Regulation and taxation: There is a need to have policies that govern the e-commerce industry. This will include things such as platforms to verify legitimate e-commerce business from those that are not. Currently, consumers don’t have a way to know who is running a legitimate business in Kenya hence easily falling prey to fraudsters. You just need to visit the Facebook page Buyer Beware to see how many Kenyans are falling prey to such businesses. On the other hand, in anticipation of a pick-up, the government introduced a 1.5% digital service tax on the value of transactions in the Finance Bill 2020 however this can only serve to be a stumbling block for SMEs that form a large part of the e-commerce market in the country. A review of this is needed to encourage more businesses to shift their models to online commerce which is the future.

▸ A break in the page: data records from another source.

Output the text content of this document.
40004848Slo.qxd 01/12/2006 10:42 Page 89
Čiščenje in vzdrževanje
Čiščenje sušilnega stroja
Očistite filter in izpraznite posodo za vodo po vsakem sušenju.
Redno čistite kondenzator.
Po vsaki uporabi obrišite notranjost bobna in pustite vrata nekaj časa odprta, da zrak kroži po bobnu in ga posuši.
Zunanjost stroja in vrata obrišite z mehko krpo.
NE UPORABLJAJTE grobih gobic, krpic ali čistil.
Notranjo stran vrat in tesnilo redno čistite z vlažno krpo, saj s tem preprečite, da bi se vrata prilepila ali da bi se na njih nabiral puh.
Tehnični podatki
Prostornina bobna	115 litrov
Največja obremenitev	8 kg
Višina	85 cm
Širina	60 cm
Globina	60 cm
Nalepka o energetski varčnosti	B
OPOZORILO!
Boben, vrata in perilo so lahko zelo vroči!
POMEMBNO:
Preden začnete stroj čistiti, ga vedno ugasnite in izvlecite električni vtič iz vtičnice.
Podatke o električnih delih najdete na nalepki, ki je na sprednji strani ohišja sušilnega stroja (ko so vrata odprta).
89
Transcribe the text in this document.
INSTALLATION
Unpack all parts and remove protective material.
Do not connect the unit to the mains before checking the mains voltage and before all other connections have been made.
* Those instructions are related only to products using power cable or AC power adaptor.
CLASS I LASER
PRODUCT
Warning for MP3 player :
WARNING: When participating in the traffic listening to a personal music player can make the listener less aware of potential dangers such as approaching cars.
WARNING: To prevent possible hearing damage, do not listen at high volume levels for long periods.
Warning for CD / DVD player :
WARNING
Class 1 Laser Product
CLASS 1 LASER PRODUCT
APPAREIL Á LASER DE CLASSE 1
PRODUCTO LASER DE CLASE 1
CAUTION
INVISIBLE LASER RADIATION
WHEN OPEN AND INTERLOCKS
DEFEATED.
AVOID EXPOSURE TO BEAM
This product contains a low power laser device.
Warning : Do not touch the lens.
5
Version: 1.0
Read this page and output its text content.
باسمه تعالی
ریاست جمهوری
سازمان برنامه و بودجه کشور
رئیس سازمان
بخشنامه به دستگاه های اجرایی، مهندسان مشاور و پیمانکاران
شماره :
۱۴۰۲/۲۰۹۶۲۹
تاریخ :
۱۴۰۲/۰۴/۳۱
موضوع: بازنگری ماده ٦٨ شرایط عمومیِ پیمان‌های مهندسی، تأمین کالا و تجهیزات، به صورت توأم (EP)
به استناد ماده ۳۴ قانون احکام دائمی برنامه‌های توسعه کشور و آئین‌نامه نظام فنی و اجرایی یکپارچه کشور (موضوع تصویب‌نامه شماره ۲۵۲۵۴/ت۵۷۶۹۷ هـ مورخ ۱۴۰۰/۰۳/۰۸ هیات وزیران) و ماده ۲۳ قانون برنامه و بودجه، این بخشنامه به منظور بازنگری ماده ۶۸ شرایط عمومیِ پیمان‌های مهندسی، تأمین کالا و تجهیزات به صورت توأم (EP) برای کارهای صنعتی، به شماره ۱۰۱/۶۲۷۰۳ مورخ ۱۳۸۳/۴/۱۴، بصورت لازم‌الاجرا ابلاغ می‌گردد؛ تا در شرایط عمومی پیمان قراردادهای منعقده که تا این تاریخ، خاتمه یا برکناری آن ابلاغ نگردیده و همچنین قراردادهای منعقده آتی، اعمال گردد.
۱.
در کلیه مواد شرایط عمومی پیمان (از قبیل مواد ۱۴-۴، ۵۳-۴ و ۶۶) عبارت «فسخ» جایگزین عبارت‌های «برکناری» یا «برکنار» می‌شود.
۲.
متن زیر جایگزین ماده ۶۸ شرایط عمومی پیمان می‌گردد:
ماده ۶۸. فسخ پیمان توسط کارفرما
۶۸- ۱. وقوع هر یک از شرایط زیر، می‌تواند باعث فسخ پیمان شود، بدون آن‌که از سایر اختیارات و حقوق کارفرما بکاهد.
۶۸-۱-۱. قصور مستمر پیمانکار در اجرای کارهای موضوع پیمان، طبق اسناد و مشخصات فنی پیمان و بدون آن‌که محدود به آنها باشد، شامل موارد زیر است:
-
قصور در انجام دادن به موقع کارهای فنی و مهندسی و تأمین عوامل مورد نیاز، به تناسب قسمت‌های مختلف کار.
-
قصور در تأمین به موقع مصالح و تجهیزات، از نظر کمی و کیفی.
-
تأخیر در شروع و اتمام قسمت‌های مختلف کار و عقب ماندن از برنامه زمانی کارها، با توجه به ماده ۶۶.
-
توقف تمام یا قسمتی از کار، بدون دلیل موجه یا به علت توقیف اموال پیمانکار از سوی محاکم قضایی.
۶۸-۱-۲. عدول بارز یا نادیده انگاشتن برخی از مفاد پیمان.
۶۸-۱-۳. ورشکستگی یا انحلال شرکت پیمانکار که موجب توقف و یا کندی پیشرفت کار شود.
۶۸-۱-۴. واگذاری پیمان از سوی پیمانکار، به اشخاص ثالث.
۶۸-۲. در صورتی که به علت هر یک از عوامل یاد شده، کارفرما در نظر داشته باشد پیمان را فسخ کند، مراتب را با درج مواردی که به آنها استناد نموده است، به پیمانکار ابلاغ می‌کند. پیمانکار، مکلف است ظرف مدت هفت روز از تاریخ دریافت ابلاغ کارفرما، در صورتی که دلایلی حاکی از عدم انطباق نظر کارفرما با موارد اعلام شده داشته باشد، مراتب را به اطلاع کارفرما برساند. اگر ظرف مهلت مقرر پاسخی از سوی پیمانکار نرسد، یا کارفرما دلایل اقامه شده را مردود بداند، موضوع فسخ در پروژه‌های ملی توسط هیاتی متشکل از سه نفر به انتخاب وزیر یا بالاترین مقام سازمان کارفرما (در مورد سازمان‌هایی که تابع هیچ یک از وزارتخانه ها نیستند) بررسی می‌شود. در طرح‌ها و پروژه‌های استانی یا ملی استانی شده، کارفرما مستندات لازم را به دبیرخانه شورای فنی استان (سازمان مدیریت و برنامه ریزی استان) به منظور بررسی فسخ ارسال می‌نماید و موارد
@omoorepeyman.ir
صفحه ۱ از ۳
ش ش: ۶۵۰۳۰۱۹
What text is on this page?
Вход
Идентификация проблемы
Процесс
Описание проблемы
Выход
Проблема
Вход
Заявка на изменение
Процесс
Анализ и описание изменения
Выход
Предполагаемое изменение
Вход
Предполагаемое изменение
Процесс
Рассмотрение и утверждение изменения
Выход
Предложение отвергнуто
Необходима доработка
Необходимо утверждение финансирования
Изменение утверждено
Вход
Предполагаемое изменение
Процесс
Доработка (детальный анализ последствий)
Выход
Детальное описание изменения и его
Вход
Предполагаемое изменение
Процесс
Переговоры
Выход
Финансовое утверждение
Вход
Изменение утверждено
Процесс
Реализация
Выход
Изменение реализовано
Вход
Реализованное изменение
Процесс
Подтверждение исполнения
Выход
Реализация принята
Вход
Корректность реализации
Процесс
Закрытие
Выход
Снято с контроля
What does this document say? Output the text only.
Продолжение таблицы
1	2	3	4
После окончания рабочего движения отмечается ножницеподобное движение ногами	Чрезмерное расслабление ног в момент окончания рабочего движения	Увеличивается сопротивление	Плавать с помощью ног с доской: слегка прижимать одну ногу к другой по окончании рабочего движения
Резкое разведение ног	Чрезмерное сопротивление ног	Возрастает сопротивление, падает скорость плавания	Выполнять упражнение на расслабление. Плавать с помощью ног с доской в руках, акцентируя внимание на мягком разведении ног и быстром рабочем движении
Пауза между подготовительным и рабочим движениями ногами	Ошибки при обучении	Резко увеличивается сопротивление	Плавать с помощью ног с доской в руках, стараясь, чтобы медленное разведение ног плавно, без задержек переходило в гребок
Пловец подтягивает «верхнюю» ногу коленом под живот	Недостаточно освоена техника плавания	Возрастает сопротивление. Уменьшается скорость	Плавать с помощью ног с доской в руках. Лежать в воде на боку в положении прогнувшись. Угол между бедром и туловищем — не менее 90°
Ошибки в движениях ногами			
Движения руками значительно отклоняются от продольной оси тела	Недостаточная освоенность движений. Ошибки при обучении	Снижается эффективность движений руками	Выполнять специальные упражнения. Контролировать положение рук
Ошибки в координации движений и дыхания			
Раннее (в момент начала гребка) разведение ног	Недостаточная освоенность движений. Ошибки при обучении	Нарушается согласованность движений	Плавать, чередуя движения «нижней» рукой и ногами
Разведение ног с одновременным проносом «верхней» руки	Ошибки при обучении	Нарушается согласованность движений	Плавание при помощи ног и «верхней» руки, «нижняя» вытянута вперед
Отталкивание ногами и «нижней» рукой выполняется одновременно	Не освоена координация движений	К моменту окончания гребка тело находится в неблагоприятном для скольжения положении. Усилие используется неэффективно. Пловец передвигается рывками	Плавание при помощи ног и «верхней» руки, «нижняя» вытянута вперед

Customer Service: Even the most established players in the market have been accused of bad customer experience ranging from delivering broken items, refusing to refund money in cases of lost items or just rude customer care agents. Customers would rather visit the store in person and view the product before purchasing. That alone kills the whole concept of e-commerce. This business model requires timely, empathetic and disruptive customer care that can be achieved through constant training and improvement.

 

Technology: Leveraging technology to reduce manual processes such as delivery and product sampling is needed in an e-commerce business. Currently, customers are forced to WhatsApp, make calls just to get the right specifications of products, something that can easily be accessed from a website or mobile app. The majority of these manual processes can be automated to make it easier for one to place an order and track it until it is delivered. Make it simple stupid to a point where a majority of your customers can perform a transaction without making a call.

 

Fintech: Leveraging available fintech solutions to make payments easier for customers. We have a culture in Kenya of paying for what we can see and that meets our specifications. Escrow solutions can be used to make it easier for buyers and sellers to complete such transactions. The seller is sure they will receive their money upon delivery and the buyer will receive their goods or services. This can be a great solution for SMEs that are still building confidence in the market. Solutions to make payment easier should be implemented to avoid a lot of the transaction costs consumers incur currently making payments to mobile wallets or transferring across multiple platforms.

 

Logistics Infrastructure: The majority of the well-established e-commerce platforms such as e-bay, amazon etc. depend on the postal systems in their countries for delivery. These are more established and effective postal systems that ensure the customer orders are delivered faster compared to the Kenya postal system that is still inefficient and managed by corrupt agents. Private businesses such as Sendy, Copia etc. have seen the opportunity and are trying to address this issue though slightly more expensive compared to if we were using the postal system.

 

COVID-19 has boosted online shopping due to lockdown restrictions and the desire to avoid contact and receive goods at home. The number of online shoppers has increased significantly with more demand for food delivery. As customers continue to move away from traditional physical channels, both the frequency with which they search and buy online increases. Customers are starting to appreciate the power of e-commerce and we need to address the structural challenges to ensure we support the industry. E-commerce will enable SMEs to lower costs, stay competitive and at the same time, go global by harnessing the power of the Internet and scale.